Shipments of servers rose 6 percent last quarter from a year earlier, boosted by an increase in corporate spending during the peak season, market researcher International Data Corp (IDC) said in its latest report.
In the quarter ending on Sept. 30, shipments from server makers, including HP, expanded to 18,949 units, IDC said last week.
That represented a quarterly-growth of 9 percent, according to IDC.
“Server shipments last quarter returned to their normal level, as they did over the past years on seasonal demand from the corporate purchasing period.
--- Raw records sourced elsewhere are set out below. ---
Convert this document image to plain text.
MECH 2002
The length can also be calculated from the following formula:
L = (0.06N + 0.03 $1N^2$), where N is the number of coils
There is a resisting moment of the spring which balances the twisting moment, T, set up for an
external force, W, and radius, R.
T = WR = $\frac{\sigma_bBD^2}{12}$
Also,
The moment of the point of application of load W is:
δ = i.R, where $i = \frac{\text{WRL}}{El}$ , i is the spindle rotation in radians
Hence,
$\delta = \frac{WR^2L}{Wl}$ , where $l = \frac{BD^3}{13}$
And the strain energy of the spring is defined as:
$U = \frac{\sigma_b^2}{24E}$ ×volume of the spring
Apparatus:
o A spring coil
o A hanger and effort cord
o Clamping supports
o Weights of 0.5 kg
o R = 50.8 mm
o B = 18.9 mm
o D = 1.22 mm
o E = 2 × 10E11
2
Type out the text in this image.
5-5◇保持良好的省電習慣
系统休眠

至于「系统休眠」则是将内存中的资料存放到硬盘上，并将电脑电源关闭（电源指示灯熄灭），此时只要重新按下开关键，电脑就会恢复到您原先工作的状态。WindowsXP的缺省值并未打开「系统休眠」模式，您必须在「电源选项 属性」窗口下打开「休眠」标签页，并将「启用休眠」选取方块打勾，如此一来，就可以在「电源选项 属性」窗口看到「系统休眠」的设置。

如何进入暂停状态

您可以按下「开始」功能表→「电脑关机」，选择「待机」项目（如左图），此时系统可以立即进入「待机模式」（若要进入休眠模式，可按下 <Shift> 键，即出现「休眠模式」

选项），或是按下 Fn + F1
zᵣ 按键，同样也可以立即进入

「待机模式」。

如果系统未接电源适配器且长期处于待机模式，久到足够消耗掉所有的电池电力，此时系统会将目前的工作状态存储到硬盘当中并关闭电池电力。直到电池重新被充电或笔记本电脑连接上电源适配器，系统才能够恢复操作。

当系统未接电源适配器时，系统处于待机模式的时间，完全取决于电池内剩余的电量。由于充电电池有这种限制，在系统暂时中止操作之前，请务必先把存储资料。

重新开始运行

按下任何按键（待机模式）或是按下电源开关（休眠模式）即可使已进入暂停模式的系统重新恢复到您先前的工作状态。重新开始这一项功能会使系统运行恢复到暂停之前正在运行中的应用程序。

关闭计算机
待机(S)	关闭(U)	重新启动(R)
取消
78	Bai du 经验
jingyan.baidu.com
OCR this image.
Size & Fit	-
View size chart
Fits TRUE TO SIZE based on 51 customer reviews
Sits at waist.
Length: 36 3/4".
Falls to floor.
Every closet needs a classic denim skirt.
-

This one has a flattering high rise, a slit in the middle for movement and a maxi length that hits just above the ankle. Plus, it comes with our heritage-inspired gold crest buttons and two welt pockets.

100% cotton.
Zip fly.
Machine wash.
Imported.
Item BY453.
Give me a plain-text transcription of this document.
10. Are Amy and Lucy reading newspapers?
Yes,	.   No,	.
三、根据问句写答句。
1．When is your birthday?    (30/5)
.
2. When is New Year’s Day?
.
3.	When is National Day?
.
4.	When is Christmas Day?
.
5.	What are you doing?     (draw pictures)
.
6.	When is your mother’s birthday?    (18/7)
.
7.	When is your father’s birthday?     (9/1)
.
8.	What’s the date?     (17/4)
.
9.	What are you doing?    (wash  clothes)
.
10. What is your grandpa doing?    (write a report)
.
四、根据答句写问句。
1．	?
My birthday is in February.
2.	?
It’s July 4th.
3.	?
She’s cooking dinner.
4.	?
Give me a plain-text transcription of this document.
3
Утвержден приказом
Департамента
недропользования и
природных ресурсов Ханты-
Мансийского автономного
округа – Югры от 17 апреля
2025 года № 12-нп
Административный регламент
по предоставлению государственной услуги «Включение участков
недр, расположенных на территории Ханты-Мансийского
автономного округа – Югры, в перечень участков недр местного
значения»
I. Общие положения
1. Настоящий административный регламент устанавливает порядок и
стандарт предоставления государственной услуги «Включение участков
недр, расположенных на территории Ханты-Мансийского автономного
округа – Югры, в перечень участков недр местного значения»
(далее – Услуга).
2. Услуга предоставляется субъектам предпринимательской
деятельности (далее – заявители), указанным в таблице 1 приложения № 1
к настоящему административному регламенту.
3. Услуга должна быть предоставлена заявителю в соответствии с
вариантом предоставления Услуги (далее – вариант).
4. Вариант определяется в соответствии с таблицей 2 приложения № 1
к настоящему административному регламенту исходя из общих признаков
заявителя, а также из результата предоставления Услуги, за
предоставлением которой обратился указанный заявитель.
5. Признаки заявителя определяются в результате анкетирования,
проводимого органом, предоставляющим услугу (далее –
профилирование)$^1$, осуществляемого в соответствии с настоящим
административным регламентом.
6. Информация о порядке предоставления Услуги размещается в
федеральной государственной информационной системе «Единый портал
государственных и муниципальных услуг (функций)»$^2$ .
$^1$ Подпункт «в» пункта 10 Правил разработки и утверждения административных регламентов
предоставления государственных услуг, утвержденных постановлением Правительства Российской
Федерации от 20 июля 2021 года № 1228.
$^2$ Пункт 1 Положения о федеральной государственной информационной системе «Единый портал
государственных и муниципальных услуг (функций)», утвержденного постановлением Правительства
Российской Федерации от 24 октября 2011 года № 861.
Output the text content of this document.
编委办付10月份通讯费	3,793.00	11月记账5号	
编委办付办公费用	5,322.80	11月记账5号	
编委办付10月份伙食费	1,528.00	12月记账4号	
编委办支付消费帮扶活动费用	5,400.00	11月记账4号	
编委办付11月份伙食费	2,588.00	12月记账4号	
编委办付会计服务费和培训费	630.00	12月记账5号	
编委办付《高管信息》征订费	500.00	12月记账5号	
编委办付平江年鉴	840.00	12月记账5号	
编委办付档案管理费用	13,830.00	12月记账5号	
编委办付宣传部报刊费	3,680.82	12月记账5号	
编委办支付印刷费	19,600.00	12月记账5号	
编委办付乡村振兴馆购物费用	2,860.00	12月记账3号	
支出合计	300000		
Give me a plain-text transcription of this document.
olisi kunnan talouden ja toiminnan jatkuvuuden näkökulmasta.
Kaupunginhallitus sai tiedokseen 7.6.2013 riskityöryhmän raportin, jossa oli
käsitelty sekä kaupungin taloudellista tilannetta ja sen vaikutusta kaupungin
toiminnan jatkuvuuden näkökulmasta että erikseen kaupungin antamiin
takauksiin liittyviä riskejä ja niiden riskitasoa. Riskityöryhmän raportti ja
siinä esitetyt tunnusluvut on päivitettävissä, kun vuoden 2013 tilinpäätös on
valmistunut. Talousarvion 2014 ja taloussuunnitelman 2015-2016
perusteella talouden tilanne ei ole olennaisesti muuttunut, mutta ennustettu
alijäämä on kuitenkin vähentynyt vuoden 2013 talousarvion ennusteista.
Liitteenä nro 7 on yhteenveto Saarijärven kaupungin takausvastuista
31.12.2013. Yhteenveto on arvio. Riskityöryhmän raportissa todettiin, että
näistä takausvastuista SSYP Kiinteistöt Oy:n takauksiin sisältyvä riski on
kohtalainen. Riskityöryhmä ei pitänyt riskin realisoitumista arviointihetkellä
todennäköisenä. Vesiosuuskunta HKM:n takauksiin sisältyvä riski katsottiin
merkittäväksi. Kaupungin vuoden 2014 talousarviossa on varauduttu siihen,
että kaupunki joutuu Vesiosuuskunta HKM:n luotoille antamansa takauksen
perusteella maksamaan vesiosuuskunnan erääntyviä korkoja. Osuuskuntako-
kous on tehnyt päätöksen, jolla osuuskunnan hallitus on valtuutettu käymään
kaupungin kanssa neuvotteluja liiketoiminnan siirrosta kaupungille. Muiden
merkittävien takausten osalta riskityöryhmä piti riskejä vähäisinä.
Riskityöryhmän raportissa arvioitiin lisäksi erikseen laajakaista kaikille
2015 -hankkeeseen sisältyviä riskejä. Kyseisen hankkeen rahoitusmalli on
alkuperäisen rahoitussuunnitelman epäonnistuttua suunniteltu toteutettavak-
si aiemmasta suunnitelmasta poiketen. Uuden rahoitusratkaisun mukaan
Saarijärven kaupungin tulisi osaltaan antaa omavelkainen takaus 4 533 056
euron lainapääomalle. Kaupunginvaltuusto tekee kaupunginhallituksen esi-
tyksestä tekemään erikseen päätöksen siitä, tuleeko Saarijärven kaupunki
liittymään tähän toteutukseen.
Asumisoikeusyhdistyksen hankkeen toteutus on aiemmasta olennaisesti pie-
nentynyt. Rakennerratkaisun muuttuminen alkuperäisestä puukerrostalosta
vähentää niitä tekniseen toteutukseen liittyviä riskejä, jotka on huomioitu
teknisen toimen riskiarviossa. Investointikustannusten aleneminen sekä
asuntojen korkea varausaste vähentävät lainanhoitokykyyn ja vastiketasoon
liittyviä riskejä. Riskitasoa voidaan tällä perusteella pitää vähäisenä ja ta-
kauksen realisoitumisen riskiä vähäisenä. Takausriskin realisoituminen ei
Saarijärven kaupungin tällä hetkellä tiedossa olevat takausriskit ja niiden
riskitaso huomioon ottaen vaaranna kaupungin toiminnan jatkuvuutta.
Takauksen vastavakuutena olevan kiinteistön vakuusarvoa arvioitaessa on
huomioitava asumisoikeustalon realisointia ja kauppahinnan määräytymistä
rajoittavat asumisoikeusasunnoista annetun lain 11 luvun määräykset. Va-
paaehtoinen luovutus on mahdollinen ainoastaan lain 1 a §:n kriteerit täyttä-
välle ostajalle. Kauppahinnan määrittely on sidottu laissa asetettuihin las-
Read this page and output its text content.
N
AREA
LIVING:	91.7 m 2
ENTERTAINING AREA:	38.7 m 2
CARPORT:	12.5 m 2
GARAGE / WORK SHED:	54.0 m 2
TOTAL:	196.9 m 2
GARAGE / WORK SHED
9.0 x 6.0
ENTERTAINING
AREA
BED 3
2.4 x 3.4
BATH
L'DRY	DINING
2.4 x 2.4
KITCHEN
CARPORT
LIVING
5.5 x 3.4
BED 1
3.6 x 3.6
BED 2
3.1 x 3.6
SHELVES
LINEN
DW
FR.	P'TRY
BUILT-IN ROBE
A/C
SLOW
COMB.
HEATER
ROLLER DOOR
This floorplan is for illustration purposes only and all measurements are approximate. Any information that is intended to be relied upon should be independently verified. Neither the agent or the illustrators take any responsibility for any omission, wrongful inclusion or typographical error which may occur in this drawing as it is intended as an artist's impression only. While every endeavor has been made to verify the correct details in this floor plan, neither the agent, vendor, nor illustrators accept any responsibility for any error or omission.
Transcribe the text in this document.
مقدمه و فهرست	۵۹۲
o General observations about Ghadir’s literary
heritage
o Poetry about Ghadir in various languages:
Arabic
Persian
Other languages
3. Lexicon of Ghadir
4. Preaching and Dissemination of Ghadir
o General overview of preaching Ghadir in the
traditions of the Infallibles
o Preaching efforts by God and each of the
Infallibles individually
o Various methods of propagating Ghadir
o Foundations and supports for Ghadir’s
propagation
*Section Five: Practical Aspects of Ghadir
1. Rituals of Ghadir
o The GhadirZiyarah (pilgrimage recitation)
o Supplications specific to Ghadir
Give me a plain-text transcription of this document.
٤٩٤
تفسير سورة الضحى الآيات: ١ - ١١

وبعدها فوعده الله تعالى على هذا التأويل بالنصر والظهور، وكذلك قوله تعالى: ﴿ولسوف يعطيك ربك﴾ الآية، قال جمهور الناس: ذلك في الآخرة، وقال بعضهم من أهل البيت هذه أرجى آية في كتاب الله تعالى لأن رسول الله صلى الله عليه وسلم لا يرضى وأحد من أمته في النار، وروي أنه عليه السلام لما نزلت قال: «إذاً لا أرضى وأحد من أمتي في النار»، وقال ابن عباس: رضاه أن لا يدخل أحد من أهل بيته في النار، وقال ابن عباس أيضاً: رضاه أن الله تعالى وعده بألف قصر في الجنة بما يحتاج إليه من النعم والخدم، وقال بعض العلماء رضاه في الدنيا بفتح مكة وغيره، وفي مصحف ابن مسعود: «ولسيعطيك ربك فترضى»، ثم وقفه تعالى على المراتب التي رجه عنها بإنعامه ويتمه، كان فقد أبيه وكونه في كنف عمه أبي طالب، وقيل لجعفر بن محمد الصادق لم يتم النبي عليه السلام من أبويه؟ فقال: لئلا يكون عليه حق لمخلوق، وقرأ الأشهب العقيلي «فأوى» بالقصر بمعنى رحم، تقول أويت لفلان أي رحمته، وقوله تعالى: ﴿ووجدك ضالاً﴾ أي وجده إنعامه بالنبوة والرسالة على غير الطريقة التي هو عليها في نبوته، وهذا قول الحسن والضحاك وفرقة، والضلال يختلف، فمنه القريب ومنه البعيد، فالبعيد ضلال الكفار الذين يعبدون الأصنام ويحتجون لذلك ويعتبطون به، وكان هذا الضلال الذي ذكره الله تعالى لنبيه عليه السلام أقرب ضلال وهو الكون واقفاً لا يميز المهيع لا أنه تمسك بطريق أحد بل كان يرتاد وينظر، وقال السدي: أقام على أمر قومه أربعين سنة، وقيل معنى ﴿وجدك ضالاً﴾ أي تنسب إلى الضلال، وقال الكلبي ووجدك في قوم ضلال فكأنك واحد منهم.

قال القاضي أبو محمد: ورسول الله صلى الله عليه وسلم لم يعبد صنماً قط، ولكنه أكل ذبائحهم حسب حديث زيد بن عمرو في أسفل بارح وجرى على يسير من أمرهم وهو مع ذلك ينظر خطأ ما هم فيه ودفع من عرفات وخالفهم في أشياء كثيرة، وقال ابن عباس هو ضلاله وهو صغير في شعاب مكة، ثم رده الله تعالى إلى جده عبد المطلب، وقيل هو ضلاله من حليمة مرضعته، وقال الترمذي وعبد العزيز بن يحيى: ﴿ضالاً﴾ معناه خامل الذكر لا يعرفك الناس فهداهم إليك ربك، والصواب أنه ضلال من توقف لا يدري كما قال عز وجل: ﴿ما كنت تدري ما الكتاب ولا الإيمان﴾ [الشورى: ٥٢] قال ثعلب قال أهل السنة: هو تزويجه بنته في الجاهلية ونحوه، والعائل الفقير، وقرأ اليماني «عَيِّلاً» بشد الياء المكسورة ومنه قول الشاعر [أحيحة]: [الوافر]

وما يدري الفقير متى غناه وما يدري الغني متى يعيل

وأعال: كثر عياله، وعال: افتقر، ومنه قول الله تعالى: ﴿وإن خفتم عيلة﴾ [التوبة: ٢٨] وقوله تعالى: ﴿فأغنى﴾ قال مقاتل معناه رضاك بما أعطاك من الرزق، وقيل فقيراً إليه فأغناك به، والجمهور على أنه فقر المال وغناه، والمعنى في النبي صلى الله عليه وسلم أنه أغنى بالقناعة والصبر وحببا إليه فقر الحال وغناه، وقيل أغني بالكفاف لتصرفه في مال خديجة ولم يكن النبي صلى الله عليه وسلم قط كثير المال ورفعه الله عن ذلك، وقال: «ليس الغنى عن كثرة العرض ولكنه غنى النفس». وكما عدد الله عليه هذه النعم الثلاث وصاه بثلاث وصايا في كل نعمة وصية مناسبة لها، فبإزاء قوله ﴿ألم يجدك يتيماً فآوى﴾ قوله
But unit prices dropped roughly 7 percent year-on-year [last quarter] on fierce price competition on [mainstream] x86 machines,” IDC analyst Leon Kao (高振偉) said in the report.
As a result, by revenues, the local server market fell 1 percent last quarter to US$84 million from a year earlier, IDC said.
That was an 8 percent growth from a quarter ago, according to the research house.
This quarter, which is usually a busy period for the server market, server makers are unlikely to ship the same amount of servers as they did in the same period of last year, Kao said.
“Internet and manufacturing companies have placed orders ahead via bidding in the third quarter from the fourth quarter,” Kao said.
Kao said the growth next year would be driven by demand from large-scale high-technology companies, finanical services providers and telecoms companies as they are expected to continue upgrading their core systems and technology firms would expand production lines.
In terms of x86 servers, shipments grew 7 percent annually to 18,730 units, IDC said.
The figure represented a 5 percent quarterly growth.
Total revenues of x86 server producers last quarter shrank 3.4 percent year-on-year to US$54.3 million, according to IDC’s report.
HP Taiwan Ltd, IBM Taiwan Corp, Dell Inc, Asustek Computer Inc (華碩) and Acer Inc (宏碁) were the top five suppliers of x86 mainstream servers both in terms of revenues and shipments, the report said.
Non-x86 server producers last quarter earned US$29.2 million, up 25 percent from the second quarter and up 3 percent from the previous year because of the increasing number of projects using mainframe computers, IDC said.
Server makers shipped 219 units of non-x86 machines last quarter, IDC said.
IBM, HP and Oracle Corp were the top three suppliers by revenue, according to the report.